The Property of a Lady - Elizabeth Adler [50]
“Oh, all right!” She flung it back on the plate. “Solovsky wanted me to help him.”
“And?”
“I said I would, if he would help me.”
Cal stared at her but she was avoiding his eyes. “This is serious, Genie,” he said quietly. “I’m a friend, I’m on your side, but you can’t go around making promises to guys like Solovsky and not keeping them.”
She shrugged. “What’s so serious? He’s just a man, like you.”
“Not quite. First Solovsky is Russian, then he’s a man.”
She glanced up defensively. “I’m only doing what you asked—for our country, remember? Besides, he only asked me to do what you did—and he told me even less. But he did tell me about the billions.”
“Did he?” Cal looked thoughtful. “But you still decided to skip out of Geneva without telling me?”
“I was just impatient to get started, that’s all. I had some personal things to consider … I had to rearrange my schedule. I meant to call you as soon as I arrived.”
“So? What’s your next move?”
“I … I haven’t thought it out yet. I’ll let you know.”
He nodded and glanced at his watch. “Fine,” he said. “Remember to do just that. I’ve got one or two things of my own to take care of. You must be tired; after all, you had no sleep last night. Why don’t you give me a call in the morning and we can discuss how to proceed?”
Suddenly he was all business and she found herself on her feet and on her way out of the door. The meeting was over! “But—” she exclaimed.
“But what, Genie Reese?”
His reddish-brown eyes were gentle again as he looked at her and she sighed with relief. “I thought you were really mad at me. I’m doing my best. I’m just not used to accounting to other people, I’m used to working on my own.”
“No problem,” he said abruptly. “Just don’t disappear again without telling me. You got me worried.”
She walked slowly back to her room feeling the pull of fatigue in her spine, wishing he had asked her to have dinner with him again tonight. But she told herself that anyway she would never have made it, she was just too exhausted. Too much had happened in too short a space of time and her whole life had been turned upside down. All she wanted was sleep—and tomorrow, somehow, she would get to meet the man who had bought the Ivanoff emerald. Though she wasn’t about to tell Cal Warrender that yet.
Maryland
Missie pinned the brooch with the five diamond plumes at the neck of her blue dress, holding up the mirror to admire it. She touched the golden wolf’s head, remembering when Misha had given it to her and the awful time when she thought she had lost it forever. The brooch and his photograph were her most precious possessions, along with Azaylee’s childhood photographs and those of her beloved Anna.

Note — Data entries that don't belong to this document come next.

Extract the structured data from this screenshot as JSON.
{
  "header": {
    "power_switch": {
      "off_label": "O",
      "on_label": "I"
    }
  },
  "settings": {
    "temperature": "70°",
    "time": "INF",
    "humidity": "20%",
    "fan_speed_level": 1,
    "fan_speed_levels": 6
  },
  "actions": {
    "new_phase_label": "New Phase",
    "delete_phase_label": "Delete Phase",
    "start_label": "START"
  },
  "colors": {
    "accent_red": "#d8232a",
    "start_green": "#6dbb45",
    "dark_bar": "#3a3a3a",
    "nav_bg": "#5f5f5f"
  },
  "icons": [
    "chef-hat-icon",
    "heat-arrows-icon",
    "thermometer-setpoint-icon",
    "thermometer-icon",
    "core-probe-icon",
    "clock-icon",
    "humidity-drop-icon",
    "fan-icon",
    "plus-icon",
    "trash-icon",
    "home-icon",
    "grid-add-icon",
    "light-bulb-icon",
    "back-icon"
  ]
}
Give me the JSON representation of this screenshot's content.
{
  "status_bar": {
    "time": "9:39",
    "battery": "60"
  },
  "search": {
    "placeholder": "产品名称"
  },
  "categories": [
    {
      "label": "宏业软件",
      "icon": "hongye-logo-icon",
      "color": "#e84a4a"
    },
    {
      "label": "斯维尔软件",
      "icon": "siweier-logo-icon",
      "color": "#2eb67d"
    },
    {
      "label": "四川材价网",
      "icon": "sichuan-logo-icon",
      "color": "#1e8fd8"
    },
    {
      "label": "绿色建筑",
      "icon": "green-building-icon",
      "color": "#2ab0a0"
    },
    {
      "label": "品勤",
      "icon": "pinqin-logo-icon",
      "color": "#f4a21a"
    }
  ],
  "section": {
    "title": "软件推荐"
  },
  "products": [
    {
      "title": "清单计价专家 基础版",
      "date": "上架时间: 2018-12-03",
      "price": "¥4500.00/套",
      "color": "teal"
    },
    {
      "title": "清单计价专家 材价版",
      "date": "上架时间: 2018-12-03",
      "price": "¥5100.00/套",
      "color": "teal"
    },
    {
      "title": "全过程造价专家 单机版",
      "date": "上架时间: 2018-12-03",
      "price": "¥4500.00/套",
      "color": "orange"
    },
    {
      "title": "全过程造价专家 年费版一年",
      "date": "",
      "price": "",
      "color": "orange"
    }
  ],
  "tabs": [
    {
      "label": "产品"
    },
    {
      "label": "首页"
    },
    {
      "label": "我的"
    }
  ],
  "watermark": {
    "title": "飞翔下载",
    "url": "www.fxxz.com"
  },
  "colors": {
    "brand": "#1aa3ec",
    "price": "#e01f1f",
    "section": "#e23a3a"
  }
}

Of course she had had other jewels, but this one piece had signified both her love for Misha and the end of an era, because when they had left Russia she had been plunged into a world she had not known existed.
She glanced around at her calm, luxurious suite, with its pale peach walls and silk curtains, the soft cream carpets and her beautiful antique Turkish rugs. Her familiar paintings hung on the walls and a fire glowed comfortably in the elegant marble fireplace. And outside, beyond the swagged peach taffeta curtains drawn against the cold night, were green lawns and shade trees and the lake with the swans and the mallards. Fairlawns was light-years away from Constantinople at the end of 1917.
Constantinople
They had arrived with only the few rubles Tariq had given them. Those had soon disappeared in payment for their room and board at a small wooden house high in the hills overlooking the Golden Horn.
Sofia had unpicked the jewels from Missie’s skirt and Azaylee’s pinafore and taken them to a Chinese merchant, who, after inspecting them for a long time, had said that the beautiful settings were worthless to him and he would pay only for the gems themselves. For a bagful of jewels worth a fortune, he offered the equivalent of two hundred American dollars. They had no choice but to accept.